One packet of white biscuits that I don’t know the name of that were bought from one of the alleys in Petaling Street.

Did you know? That care packages reflect class privilege?

I know my posts lately have been racially and culturally charged. The thing about the Jen in America is that she’s hypersensitive for a reason.

Her lenses are not clouded, she will call you out on your bullshit. She will also call herself out on her own bullshit.

Maybe it’s the classes that I take as well. In two of my classes, I am the only Asian.

In these two courses, I am completely immersed. In these two courses, I internalise.

In these two courses, is when the segregation and discrimination is magnified.

It’s a milestone, really. When your classmate comes up to you and is aware of their own privilege, it is monumental.

It’s a milestone, really. When nobody wants to pair up with the only Asian for group discussion, it is in your face.

Back to my class privilege though.

Maybe it’s the classes that I take that are bloody ‘white’ for a reason.

With class privilege, with white privilege, comes the privilege to take the classes I take.

It is either I stick out way too much or shrink too much in a class.

The thing about Jen in America is that she’s focused on debunking the myth of meritocracy.

The thing about Jen in America is that she’s focused on reclaiming the word ‘yellow’ without othering anybody else.

The thing about Jen in America is that she’s focused on challenging the rigid social norms that impede any form of productive exploration.

In the mean time, I will retreat to my familiar well-beaten running path.

In the mean time, I will let my rage and frustration, both cultural and sexual fuel my runs.

My Malaysian Resolution

Then again, I have never really stuck to any resolutions that I set out to achieve. The planning fallacy is very real in my life.

Studying abroad drives me in many ways to preserve my Malaysian identity.

Why preserve? What is there to preserve?

I recently scrolled through the opinions section on The Malaysian Insider website on a sunny Sunday afternoon all snuggled up on the couch. Dear reader, I did not need ice-cream. I found much comfort and solace in reading about the political landscape back home.

So, there’s two sections. Articles in English on my left, articles in Malay on my right.

I don’t touch the articles on my right. 

Why not, right? Malay is after all the official language of the country that I feel most attached with.

I do not notice my refusal to read the articles in Malay until I read on about the opinions in English.

I begin to realise that the more that I read in English, the more I am forced to confront my love-hate relationship with certain aspects of being Malaysian that I am ashamed of. That I choose to reject.

That I choose to only recognise English as my first language.

I then bring myself back to me now on the couch, all snuggled up underneath the blanket on a sunny Sunday evening in Madison, Wisconsin.

Why am I ashamed? Why do I refuse to acknowledge some parts of my Malaysian heritage?

Studying abroad has driven me to seek validation. To seek acceptance.

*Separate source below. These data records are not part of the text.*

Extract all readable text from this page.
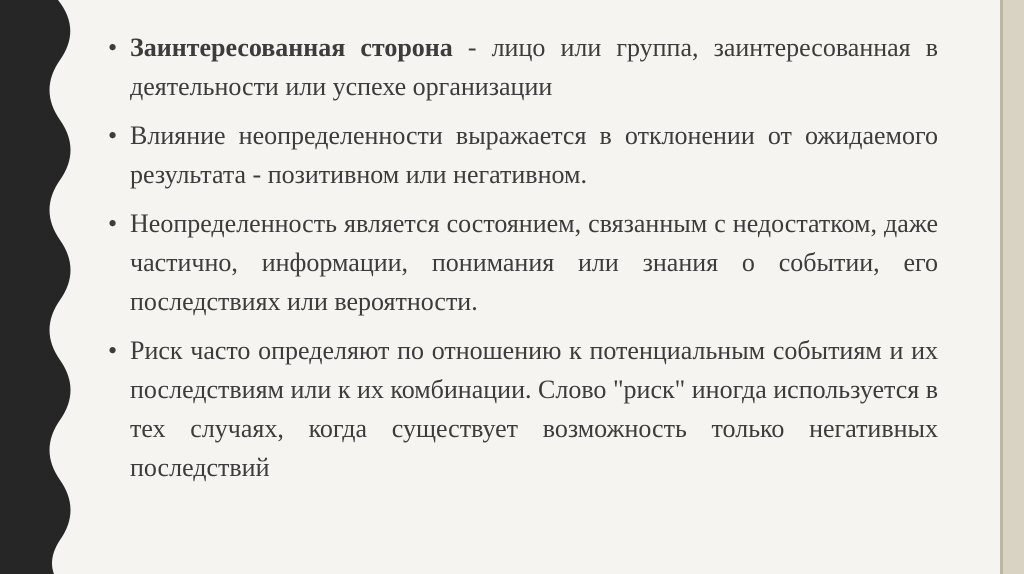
• Заинтересованная сторона - лицо или группа, заинтересованная в деятельности или успехе организации
• Влияние неопределенности выражается в отклонении от ожидаемого результата - позитивном или негативном.
• Неопределенность является состоянием, связанным с недостатком, даже частично, информации, понимания или знания о событии, его последствиях или вероятности.
• Риск часто определяют по отношению к потенциальным событиям и их последствиям или к их комбинации. Слово "риск" иногда используется в тех случаях, когда существует возможность только негативных последствий
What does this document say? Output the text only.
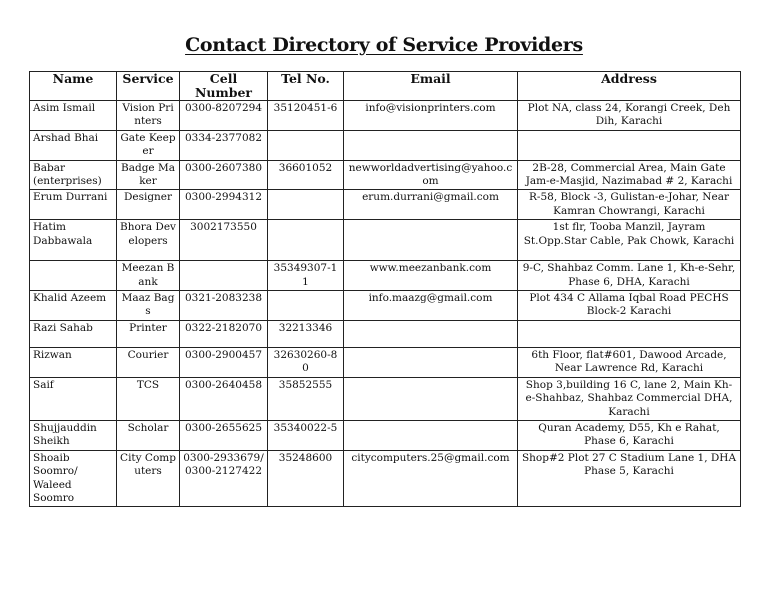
Contact Directory of Service Providers
Name	Service	Cell Number	Tel No.	Email	Address
Asim Ismail	Vision Printers	0300-8207294	35120451-6	info@visionprinters.com	Plot NA, class 24, Korangi Creek, Deh Dih, Karachi
Arshad Bhai	Gate Keeper	0334-2377082			
Babar (enterprises)	Badge Maker	0300-2607380	36601052	newworldadvertising@yahoo.com	2B-28, Commercial Area, Main Gate Jam-e-Masjid, Nazimabad # 2, Karachi
Erum Durrani	Designer	0300-2994312		erum.durrani@gmail.com	R-58, Block -3, Gulistan-e-Johar, Near Kamran Chowrangi, Karachi
Hatim Dabbawala	Bhora Developers	3002173550			1st flr, Tooba Manzil, Jayram St.Opp.Star Cable, Pak Chowk, Karachi
	Meezan Bank		35349307-11	www.meezanbank.com	9-C, Shahbaz Comm. Lane 1, Kh-e-Sehr, Phase 6, DHA, Karachi
Khalid Azeem	Maaz Bags	0321-2083238		info.maazg@gmail.com	Plot 434 C Allama Iqbal Road PECHS Block-2 Karachi
Razi Sahab	Printer	0322-2182070	32213346		
Rizwan	Courier	0300-2900457	32630260-80		6th Floor, flat#601, Dawood Arcade, Near Lawrence Rd, Karachi
Saif	TCS	0300-2640458	35852555		Shop 3,building 16 C, lane 2, Main Kh-e-Shahbaz, Shahbaz Commercial DHA, Karachi
Shujjauddin Sheikh	Scholar	0300-2655625	35340022-5		Quran Academy, D55, Kh e Rahat, Phase 6, Karachi
Shoaib Soomro/ Waleed Soomro	City Computers	0300-2933679/ 0300-2127422	35248600	citycomputers.25@gmail.com	Shop#2 Plot 27 C Stadium Lane 1, DHA Phase 5, Karachi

From whom you might ask? Whose opinions dictate my actions?

Therein lies my weakness, dear reader.

I resolve to try (yes, this transition is foreign as anything, pardon the irony) to read the articles on the right that are written in the Malay language.

I do this because I am not trying to prove or disprove a point, I realise.

I do this because I am not trying to seek validation or acceptance.

I do this because of individual choice (which if you think about it is actually governed by societal influence).

I do this because being Malaysian to me at least has nothing to do with whether or not I have to prove that English is my first language.